Kommentare (6) Trackbacks (0)
  1. Herzliche Dank für den Beitrag! Ich überlege gerade einen Postwurf… Idee verworfen.

    Danke

  2. Ich habe neben meinem Briefkasten die Papiertonne… Wer kann 1 und 1 zusammenzählen?

    Aber ganz ehrlich gesagt: Ich nehme die Werbeflyer, Zeitungen usw. sehr oft mit ins Haus – Ich habe nen Holzofen und der muss ja auch angefeuert werden…

  3. Wenn du die „90% – 9% – 1%“ als Faustregel nimmst (z.B.: http://www.connectedmarketing.de/cm/2006/11/wie_funktionier.html), dann hast du bei 16 Kommentaren also 1.600 Menschen erreicht.
    Das nochmal als quantitativen Nachtrag, wobei ich deine qualitativen Ausführungen viel wichtiger finde.

  4. Kann dein Ergebnis Rosko, mit meiner eigenen Verfahrensweise in Bezug auf Wurfsendungen unterstreichen. Zum Glück ist gleich neben dem Briefkasten bei uns im Hause ein Papierkorb aufgestellt :-).
    Ich denke auch eine größere Befragung würde auf dasselbe Spatzenschiessen herauslaufen. Aber wer hätte von solch eine Umfrage etwas ? :-) Ähnlich verhält es sich doch auch mit immer wiederkehrenden Zeitungannoucen viele kleinen Gewerbetreibenden. Die Auflage als gigantisch angepriesen, aber wer liest bitte Werbung, da auch hier lange bekannt sein sollte, das nur noch gute aktive PR-Arbeit Wirkung und somit wirkliche und nicht nur potentielle Leserzahlen zustande kommen.

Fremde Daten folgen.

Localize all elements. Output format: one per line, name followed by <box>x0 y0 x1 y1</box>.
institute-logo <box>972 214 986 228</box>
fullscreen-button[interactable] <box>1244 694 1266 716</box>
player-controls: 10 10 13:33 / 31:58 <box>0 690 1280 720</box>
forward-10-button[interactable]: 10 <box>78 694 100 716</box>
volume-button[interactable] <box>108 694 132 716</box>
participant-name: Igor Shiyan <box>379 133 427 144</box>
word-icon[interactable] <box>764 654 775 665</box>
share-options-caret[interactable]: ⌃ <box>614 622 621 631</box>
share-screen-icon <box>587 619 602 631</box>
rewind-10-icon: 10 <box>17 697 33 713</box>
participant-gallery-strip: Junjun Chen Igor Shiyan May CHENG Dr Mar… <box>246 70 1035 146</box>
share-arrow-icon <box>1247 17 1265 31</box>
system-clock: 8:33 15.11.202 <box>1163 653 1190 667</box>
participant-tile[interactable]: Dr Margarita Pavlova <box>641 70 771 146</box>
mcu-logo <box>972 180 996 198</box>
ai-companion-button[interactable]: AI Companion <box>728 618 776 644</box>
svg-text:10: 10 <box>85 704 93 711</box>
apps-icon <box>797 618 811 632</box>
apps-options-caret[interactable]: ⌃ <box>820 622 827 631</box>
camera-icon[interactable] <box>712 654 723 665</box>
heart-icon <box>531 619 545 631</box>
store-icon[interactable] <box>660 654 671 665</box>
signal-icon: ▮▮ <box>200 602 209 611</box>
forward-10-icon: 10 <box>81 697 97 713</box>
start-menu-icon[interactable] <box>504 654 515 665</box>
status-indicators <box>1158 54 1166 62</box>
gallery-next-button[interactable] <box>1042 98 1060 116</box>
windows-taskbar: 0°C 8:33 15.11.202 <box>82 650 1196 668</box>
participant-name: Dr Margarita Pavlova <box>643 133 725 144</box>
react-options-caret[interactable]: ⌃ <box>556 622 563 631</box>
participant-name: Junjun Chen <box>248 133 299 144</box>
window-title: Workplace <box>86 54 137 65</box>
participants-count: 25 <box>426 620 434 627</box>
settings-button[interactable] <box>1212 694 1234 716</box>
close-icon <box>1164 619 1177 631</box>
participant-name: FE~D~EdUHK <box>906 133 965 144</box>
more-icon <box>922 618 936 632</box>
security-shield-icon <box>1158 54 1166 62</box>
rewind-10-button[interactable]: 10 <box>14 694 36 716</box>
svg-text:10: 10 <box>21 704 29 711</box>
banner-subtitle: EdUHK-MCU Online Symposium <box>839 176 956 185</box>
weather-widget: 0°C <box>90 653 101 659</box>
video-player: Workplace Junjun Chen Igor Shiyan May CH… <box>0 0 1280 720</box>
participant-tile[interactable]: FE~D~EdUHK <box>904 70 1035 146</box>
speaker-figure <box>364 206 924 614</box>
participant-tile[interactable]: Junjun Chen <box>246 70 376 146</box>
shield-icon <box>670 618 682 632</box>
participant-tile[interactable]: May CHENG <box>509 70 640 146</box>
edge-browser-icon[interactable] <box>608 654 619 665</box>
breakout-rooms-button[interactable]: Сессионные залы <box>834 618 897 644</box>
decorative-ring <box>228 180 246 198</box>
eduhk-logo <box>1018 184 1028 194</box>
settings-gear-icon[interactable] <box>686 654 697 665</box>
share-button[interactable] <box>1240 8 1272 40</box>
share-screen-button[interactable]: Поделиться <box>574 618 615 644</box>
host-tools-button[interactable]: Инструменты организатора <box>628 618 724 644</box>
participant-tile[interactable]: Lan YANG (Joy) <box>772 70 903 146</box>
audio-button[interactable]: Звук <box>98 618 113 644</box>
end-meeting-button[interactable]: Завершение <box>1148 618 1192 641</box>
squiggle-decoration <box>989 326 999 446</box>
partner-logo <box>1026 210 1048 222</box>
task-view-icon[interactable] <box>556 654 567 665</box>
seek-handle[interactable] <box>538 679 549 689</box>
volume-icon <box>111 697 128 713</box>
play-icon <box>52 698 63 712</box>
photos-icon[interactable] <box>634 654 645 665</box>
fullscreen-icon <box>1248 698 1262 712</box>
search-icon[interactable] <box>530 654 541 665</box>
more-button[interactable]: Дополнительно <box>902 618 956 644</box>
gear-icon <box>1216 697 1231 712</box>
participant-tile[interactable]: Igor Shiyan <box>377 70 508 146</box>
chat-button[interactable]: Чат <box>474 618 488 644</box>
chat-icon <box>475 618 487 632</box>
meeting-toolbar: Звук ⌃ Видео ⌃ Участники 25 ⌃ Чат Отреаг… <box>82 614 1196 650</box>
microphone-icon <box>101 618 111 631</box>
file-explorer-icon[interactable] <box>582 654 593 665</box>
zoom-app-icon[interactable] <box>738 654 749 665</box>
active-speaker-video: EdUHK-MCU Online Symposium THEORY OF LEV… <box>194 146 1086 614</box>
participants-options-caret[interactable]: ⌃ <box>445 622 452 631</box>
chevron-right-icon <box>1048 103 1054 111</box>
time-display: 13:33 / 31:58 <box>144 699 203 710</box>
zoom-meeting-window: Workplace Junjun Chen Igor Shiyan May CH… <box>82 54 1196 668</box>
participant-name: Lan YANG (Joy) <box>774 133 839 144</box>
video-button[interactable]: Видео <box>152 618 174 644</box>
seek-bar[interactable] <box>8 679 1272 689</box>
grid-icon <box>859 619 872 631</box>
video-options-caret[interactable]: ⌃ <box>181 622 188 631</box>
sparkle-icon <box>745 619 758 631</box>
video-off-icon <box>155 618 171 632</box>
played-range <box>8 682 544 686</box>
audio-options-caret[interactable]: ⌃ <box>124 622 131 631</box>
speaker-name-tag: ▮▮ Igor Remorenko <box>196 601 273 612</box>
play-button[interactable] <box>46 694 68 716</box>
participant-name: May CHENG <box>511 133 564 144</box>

  5. Wirklich netter Beitrag, ich musste schmunzeln. Auch ich gehöre zu 98% zu dem Typ => „direkt in den Mülleimer“.

    Aber die Idee das mal so zu betrachten ist weit aus ehrlicher und realistischer als irgendwelche Marketing-Zahlen. Prima gemacht!

  6. Danke für die vielen Kommentare!